This month saw two tech IPOs excel beyond all expectation in what has generally been a rough patch for tech companies, as Upwork [UPWK] and Elastic [ESTC] both experienced impressive value increases after floating.
Dutch-based Elastic, which supplies search software to banks as well as apps like Tinder and Uber, closed its first day on the NYSE at $70, after opening at $36. This over-performance came after more conservative opening gambits of between $26-to-$29 apiece were planned on 24 September. Elastic’s market cap virtually doubled (95%) on the day to $4.9bn, while $252m was raised from shareholders. Its worth has since dipped slightly to $4.5bn, in keeping with the wider market slide, which has been led by tech.
Upwork, a freelancer marketplace, also performed admirably on its first day, gaining 40% over an initial market cap of $1.870m. The American company initially went for $15 per share, above the expected $12-to-$14 range. It has now settled around the $20.5 mark, valuing the company at almost $2.2bn.
Upwork says it connected 375,000 freelancers with almost half a million clients in 2017. Its successful IPO underpins the immediate and expected greater future growth of contractors within the labour market. Upwork’s S-1 filing cited research from McKinsey suggesting online freelance platforms could add around $2.7tn annually to the global GDP by 2025. Fiverr, another freelance platform in competition with Upwork, is reportedly going public next year with a £1bn valuation.

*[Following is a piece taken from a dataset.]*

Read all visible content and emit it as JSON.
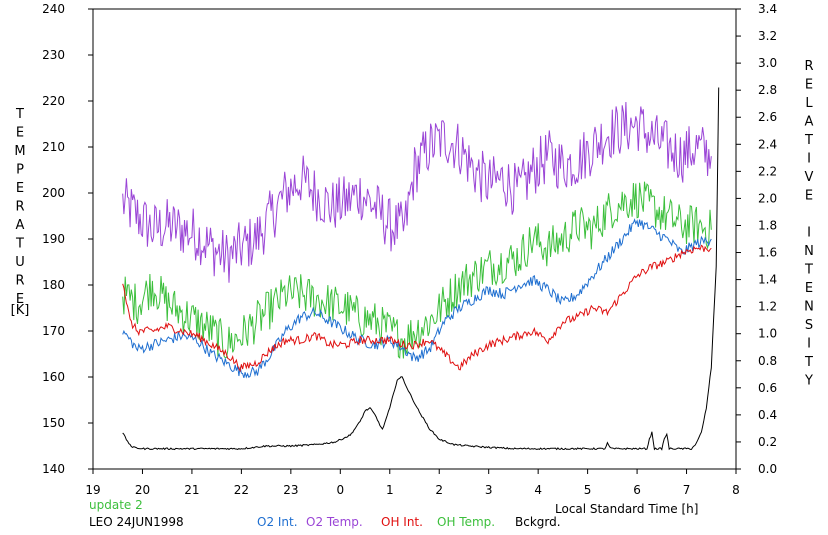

Elastic meanwhile made $200m in sales and experienced 79% growth in the 12 months up to July 2018, exciting investors wishing to back the creators of the search tech behind some the world’s most popular services.
Tech-enabled diagnostics company Guardant Health [GH] was also up above 70% on its first day of trading on 3 October. The SoftBank backed health-tech company sells liquid biopsy tests that “map” out genomic results for advanced cancer tumours, helping practitioners match patients to the most appropriate treatment. Soon Guardant intends to be able to scan simple blood samples for early signs of cancer and cancer recurrences, potentially changing the way in which diseases are treated.
These successful IPOs share a common thread that belies a desire among investors to bank on exciting players influencing areas that will be radically disrupted by tech, like healthcare and the way we work.
The successes come however amongst a wider pullback in the IPO market, especially in tech, as companies opt to stay private for longer. The performance in the US also contrasts the dispiriting experience of Funding Circle [FCIF], the peer-to-peer lender whose first day of trading on the London Stock Exchange ended in relative acrimony as shares fell 24% from an initial 440p-per-share price point, with analysts suspecting an overly expensive initial pricing being to blame. The price has since pulled back slightly to the 396p mark.
The USP of Funding Circle is that it acts like a bank with a pool of funds from its users, both individuals and firms, before allowing you to lend cash to vetted smaller companies. For this reason, it is seen as a potential usurper in the lending sector and it’s already massive in the UK, Germany, the US and the Netherlands. The company has lent over $5bn to 50,000 small businesses provided by 80,000 investors since its creation in August 2010, yet seems to have failed to excite investors in its own stock.